Friday, 5 June 2009: 11:30 AM
Grand Ballroom West (DoubleTree Hotel & EMC - Downtown, Omaha)
Kyle D. Weisser, NOAA/NWSFO, Sioux Falls, SD; and
P. N. Schumacher and T. R. Hultquist
Ensemble forecasts are increasingly being used within the forecast environment to provide forecasters with information on the predictability of weather systems. Most ensemble information presented to operational forecasters is displayed as mean and probability fields with little or no information from individual members. It has been suggested that analysis of the mean and probability fields can be used to enhance the decision on snowfall amounts as well as the warning decision process. This assumes that the differences between members of the ensemble are the result of differences in initial conditions or model parameterizations. However, the differences between ensemble members can also be the result of systematic errors between different models. This is especially true in the first 24 to 72 hours when errors from initial conditions are relatively small. The short-range ensemble forecast (SREF) suite run by NCEP includes 4 models the Eta, Regional Spectral Model (RSM), the Nonhydrostatic Mesoscale Model core of the Weather Research Forecast model (WRF-NMM) and the Advanced Research WRF (WRF-ARW). Two events will be analyzed to examine the SREF quantitative precipitation forecast (QPF) and compare those to the operational model QPF within 84 h of the forecast.
We found that the use of probability fields, by themselves, provided little additional information. In many cases analysis of the individual runs found that each model tended to cluster around the respective parent run. In one event, 4 out of 5 RSM members and 6 out of 6 WRF members produced precipitation in Sioux City, Iowa while only 1 of 10 Eta members produced precipitation, with a resultant 50 percent chance for precipitation. It appeared that the differences between members were the result of systematic model errors rather than inherent unpredictability. The inability to remove members that are determined to have a low probability of occurrence places equal weight on all 21 members. It is thus theorized that examination of SREF mean and probabilities, especially QPF, without knowledge of each individual member's performance, provides little additional information to aid in the forecast process, and in the case above, results in degradation of the forecast.
Ensemble forecasts can play an important role the first 24 to 72 h of the forecast.
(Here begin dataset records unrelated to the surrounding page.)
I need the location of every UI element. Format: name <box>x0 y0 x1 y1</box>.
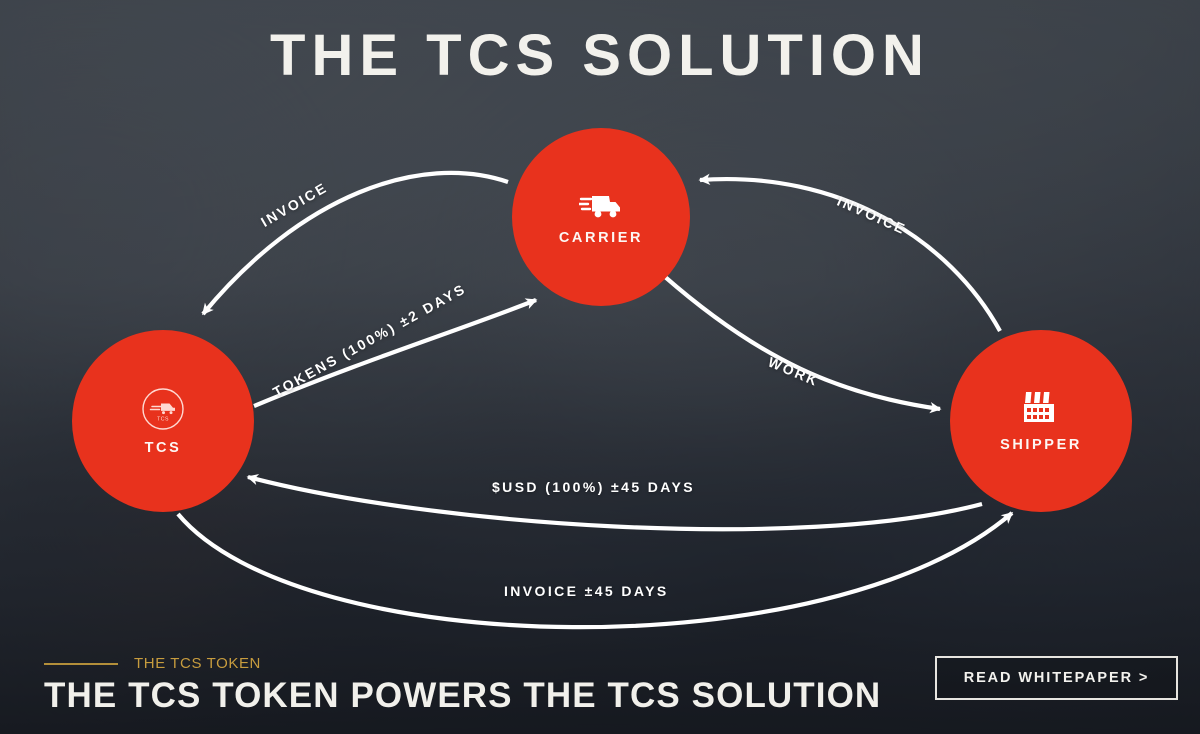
read-whitepaper-label: READ WHITEPAPER > <box>964 670 1150 686</box>
accent-dash-divider <box>44 663 118 665</box>
node-carrier[interactable]: CARRIER <box>512 128 690 306</box>
node-tcs-label: TCS <box>145 440 182 456</box>
svg-text:TCS: TCS <box>157 416 169 422</box>
edge-carrier-to-shipper <box>664 276 940 409</box>
edge-label-tcs-to-shipper: INVOICE ±45 DAYS <box>504 583 669 599</box>
factory-icon <box>1020 390 1062 428</box>
tcs-logo-icon: TCS <box>141 387 185 431</box>
edge-label-shipper-to-tcs: $USD (100%) ±45 DAYS <box>492 479 695 495</box>
node-carrier-label: CARRIER <box>559 230 643 246</box>
node-shipper[interactable]: SHIPPER <box>950 330 1132 512</box>
edge-tcs-to-shipper <box>178 513 1012 627</box>
node-tcs[interactable]: TCS TCS <box>72 330 254 512</box>
node-shipper-label: SHIPPER <box>1000 437 1082 453</box>
read-whitepaper-button[interactable]: READ WHITEPAPER > <box>935 656 1178 700</box>
delivery-truck-icon <box>579 189 623 221</box>
footer-eyebrow: THE TCS TOKEN <box>134 655 261 672</box>
infographic-canvas: THE TCS SOLUTION TCS <box>0 0 1200 734</box>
However, use of mean and probability fields by themselves can slow the recognition of significant events due to averaging of both the likely and the less likely members. After assessing the dynamics and thermodynamics from the deterministic models, we propose that forecasters can examine individual members and remove the members that appear least likely to occur. Mean and probability fields can then be calculated from this subset to help forecast snow and QPF amounts.